Designing API Resource Expansion: When to Embed and When to Reference
API responses with nested resources can either embed the full child or return a reference the client follows separately. The decision shapes latency, payload size, and customer integration complexity. The right answer is usually neither default.
When an API returns a resource that has related resources, the design question is what to do with the related ones. A customer record has a billing address. An invoice has line items. A monitor has recent ping results. The response can embed the full related resource inline, return only a reference (an ID or URL the client follows), or do something in between. The choice has consequences for latency, payload size, customer integration complexity, and the API's ability to evolve.
The textbook answers do not converge. JSON:API recommends explicit references with sparse fieldsets and an "include" parameter for embedding. HAL recommends embedded resources with hypermedia links. GraphQL recommends letting the client request the exact shape. Stripe uses an explicit "expand" parameter with default-collapsed references. None of these is the right answer in all cases, and the choice depends on how customers actually use the API.
What customers actually do
Customer integration patterns cluster into three shapes. The dashboard backend pattern fetches a list and renders each item with several related resources visible. Without expansion, this is N+1 fetches: one for the list, one per item for each related resource. With expansion, it is a single request. The latency improvement is large, often 10-50x on the user-perceived response time.
The webhook handler pattern processes one event at a time and may or may not need related resources depending on event type. For most events, no expansion is needed; the event has the data the handler cares about. For some events (typically those involving multiple objects), expansion is genuinely useful.
The data export pattern paginates through many records and writes them to a destination. The export wants every field of every record but does not need related resources expanded (the related resources are themselves separate records that will be fetched in their own pagination). Expansion in this pattern is wasted bandwidth.
The same API serves all three patterns, and the right expansion default is different for each. This is why the explicit opt-in pattern (return references by default, let clients ask for expansion) tends to win: the default is correct for the data-export case and the webhook case, and the dashboard case can opt in.
The expand parameter pattern
The Stripe-style expand parameter is the most widely-adopted answer to this question. Default response includes references (typically string IDs); clients pass expand=field1,field2.nested_field to request expansion. The expanded fields are replaced inline with the full resource.

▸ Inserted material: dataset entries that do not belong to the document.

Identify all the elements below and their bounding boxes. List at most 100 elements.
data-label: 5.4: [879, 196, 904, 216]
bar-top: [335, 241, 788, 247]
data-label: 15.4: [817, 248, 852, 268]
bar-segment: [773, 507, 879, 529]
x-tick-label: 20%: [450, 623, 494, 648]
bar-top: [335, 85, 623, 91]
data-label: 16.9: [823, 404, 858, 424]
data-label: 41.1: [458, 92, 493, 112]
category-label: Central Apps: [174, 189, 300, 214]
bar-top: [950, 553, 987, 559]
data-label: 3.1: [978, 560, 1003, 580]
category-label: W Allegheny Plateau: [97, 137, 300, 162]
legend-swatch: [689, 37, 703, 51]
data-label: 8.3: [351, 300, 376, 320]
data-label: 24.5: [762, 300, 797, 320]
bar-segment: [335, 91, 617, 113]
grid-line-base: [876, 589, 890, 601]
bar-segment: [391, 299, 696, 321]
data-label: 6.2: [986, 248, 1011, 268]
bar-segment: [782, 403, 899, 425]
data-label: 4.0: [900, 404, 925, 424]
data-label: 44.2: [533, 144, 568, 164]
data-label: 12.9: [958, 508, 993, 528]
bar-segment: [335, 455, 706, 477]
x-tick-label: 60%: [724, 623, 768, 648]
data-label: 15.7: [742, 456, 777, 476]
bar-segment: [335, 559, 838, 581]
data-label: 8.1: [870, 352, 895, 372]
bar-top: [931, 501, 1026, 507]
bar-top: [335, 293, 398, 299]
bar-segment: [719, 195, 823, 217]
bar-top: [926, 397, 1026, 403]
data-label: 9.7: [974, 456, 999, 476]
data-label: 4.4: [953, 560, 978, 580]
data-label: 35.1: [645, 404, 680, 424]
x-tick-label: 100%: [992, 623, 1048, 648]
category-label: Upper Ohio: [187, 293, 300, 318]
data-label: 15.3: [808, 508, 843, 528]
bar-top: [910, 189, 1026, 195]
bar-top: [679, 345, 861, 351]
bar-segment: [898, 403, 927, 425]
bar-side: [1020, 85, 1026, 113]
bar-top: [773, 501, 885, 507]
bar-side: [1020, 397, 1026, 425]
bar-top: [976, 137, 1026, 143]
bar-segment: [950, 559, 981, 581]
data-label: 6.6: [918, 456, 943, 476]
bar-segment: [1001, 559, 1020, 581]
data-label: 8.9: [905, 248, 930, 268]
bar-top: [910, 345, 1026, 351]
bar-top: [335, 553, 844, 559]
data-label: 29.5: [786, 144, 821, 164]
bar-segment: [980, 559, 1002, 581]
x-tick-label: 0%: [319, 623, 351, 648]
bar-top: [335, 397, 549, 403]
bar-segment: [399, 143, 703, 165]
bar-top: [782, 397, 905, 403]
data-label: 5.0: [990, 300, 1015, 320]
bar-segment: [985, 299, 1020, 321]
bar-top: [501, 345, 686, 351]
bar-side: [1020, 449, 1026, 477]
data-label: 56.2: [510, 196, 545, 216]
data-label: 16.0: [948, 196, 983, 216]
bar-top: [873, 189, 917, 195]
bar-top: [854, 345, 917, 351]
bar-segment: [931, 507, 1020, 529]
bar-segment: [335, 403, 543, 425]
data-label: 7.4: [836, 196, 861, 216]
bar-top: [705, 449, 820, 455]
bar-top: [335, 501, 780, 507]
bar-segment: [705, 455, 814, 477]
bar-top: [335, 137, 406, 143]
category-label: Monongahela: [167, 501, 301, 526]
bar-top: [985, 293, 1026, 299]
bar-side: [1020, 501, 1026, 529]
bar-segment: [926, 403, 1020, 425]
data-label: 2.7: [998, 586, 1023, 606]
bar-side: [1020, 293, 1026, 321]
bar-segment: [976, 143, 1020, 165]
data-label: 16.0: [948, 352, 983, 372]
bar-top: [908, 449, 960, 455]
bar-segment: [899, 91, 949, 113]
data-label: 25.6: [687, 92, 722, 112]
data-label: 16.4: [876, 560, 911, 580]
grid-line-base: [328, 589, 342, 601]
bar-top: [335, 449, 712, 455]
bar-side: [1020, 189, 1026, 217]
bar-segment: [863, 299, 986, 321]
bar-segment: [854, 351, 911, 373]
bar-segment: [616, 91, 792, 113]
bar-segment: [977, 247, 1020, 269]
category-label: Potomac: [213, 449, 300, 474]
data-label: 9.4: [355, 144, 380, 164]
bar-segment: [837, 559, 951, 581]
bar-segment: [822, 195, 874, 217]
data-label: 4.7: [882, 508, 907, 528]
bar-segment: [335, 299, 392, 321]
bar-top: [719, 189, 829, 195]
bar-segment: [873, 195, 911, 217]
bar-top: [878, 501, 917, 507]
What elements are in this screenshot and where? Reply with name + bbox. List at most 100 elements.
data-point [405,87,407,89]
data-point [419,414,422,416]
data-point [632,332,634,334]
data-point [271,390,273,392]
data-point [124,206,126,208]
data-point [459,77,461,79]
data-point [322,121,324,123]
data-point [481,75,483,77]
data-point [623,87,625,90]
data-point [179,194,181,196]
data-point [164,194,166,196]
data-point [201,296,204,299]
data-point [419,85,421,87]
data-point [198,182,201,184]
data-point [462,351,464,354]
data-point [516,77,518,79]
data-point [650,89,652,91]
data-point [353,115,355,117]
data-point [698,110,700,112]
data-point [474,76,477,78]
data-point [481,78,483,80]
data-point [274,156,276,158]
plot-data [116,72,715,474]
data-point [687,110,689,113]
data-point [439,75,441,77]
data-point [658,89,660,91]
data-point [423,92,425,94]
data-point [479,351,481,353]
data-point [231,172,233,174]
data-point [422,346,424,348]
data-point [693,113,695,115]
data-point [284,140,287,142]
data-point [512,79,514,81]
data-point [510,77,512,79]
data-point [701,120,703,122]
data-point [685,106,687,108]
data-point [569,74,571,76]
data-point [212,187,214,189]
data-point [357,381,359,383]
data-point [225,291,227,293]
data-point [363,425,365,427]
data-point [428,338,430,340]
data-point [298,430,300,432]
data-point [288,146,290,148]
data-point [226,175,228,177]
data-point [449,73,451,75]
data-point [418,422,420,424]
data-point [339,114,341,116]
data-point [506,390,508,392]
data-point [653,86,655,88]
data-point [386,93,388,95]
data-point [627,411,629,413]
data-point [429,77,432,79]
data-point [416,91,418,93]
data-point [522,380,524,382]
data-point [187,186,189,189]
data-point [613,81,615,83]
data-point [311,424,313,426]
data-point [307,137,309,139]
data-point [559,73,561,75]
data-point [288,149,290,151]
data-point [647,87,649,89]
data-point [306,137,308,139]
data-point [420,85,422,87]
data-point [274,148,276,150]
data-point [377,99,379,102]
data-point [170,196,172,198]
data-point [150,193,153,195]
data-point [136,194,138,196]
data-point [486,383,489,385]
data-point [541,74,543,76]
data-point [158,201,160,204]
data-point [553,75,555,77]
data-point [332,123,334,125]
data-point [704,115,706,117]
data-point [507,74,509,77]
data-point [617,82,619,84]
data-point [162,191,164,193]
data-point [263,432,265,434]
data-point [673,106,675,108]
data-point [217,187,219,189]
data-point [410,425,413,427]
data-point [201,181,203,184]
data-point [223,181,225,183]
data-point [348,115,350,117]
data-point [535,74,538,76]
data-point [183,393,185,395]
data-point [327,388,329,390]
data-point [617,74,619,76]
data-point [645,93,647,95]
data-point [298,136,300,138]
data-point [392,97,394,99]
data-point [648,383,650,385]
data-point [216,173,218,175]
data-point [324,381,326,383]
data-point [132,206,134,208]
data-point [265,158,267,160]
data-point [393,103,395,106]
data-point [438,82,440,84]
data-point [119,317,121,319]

The implementation has three constraints. First, the expand allowlist is per-resource and per-field: not every field can be expanded, and the documented list defines the contract. Second, expansion depth is bounded: typically one or two levels, not arbitrary depth. Third, expansion does not nest indefinitely: if you expand a field and the expanded resource has its own expandable fields, they remain unexpanded unless you explicitly request expansion of the nested path.
The schema implementation: store the field as a foreign key in the database, return the foreign key value in the response by default, and replace the foreign key with the resolved object when expansion is requested. The database query becomes a JOIN when expansion is requested and a simple SELECT when not. The performance benefit of not joining unless needed is substantial for high-traffic endpoints.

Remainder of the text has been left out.